Au-delà des différences particulières, c’est la volonté de service la France qui vous rassemble. Ce service demande des sacrifices, qui vont parfois jusqu’au don total de soi. La Nation le reconnaît : c’est tout le sens des décrets de naturalisation que je vais maintenant remettre. Ces certificats de nationalité française permettent de mesurer tout le chemin parcouru par des hommes qui ont choisi de se mettre au service de la France et qui maintenant souhaitent en devenir citoyens.

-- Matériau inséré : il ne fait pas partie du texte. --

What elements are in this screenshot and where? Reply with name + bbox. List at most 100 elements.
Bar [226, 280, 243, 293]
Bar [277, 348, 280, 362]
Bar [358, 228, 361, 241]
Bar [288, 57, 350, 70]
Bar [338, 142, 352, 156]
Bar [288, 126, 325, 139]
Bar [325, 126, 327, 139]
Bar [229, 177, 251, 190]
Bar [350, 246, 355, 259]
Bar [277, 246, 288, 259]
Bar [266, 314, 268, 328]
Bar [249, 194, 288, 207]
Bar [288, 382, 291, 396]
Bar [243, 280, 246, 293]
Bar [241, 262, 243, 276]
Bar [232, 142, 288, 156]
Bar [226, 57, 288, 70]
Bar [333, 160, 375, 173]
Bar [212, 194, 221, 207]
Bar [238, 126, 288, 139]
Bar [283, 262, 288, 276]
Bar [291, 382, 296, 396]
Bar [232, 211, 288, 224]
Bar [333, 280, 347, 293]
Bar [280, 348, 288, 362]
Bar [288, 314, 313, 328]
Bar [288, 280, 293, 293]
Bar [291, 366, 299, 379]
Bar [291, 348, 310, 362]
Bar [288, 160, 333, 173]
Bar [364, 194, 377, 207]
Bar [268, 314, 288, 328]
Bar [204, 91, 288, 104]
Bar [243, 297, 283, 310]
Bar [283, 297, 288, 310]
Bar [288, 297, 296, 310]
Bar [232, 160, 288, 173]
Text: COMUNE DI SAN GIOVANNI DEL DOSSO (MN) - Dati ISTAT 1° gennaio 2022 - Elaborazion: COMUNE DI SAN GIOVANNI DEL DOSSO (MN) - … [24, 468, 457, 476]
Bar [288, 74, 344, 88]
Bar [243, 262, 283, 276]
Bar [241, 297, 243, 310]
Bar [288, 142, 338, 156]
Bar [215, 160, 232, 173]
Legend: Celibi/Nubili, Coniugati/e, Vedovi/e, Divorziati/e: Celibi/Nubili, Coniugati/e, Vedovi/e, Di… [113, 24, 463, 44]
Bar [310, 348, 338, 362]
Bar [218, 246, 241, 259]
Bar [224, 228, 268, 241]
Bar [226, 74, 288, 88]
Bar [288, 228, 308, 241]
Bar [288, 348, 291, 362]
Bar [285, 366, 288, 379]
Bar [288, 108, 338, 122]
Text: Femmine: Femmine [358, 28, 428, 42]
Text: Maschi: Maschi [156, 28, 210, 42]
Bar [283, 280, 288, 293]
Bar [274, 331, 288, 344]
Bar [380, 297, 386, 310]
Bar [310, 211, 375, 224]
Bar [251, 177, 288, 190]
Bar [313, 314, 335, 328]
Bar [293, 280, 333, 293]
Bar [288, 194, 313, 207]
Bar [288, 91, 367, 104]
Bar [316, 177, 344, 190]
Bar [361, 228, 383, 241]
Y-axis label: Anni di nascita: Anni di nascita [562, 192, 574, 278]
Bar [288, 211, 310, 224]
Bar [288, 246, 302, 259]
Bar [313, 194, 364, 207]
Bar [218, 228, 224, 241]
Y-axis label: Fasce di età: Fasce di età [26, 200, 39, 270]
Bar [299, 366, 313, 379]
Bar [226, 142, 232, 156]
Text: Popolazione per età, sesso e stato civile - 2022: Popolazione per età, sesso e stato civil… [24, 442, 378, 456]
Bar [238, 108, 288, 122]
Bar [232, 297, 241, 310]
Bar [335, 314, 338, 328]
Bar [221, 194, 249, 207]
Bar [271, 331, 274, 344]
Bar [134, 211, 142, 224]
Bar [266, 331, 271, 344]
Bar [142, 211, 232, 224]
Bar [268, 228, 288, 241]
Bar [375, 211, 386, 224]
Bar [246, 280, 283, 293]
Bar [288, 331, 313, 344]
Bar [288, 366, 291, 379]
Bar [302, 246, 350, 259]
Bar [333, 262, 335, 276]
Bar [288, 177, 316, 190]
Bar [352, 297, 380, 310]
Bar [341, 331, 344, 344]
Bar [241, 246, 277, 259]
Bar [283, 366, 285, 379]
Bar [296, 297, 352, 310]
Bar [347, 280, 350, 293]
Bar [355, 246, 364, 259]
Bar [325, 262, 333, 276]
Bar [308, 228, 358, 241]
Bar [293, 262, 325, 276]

Ces certificats sont l’aboutissement d’un long et beau processus d’intégration, propre à la Légion étrangère et qui commence ici, à Castelnaudary. C’est peut-être la plus grande force de la Légion, celle de faire partager les valeurs universelles de notre République avec ceux qui veulent la rejoindre. En devenant légionnaires, vous vous êtes engagés dans un destin collectif, celui de notre pays, qui est désormais aussi le vôtre, au service de la justice et de la paix.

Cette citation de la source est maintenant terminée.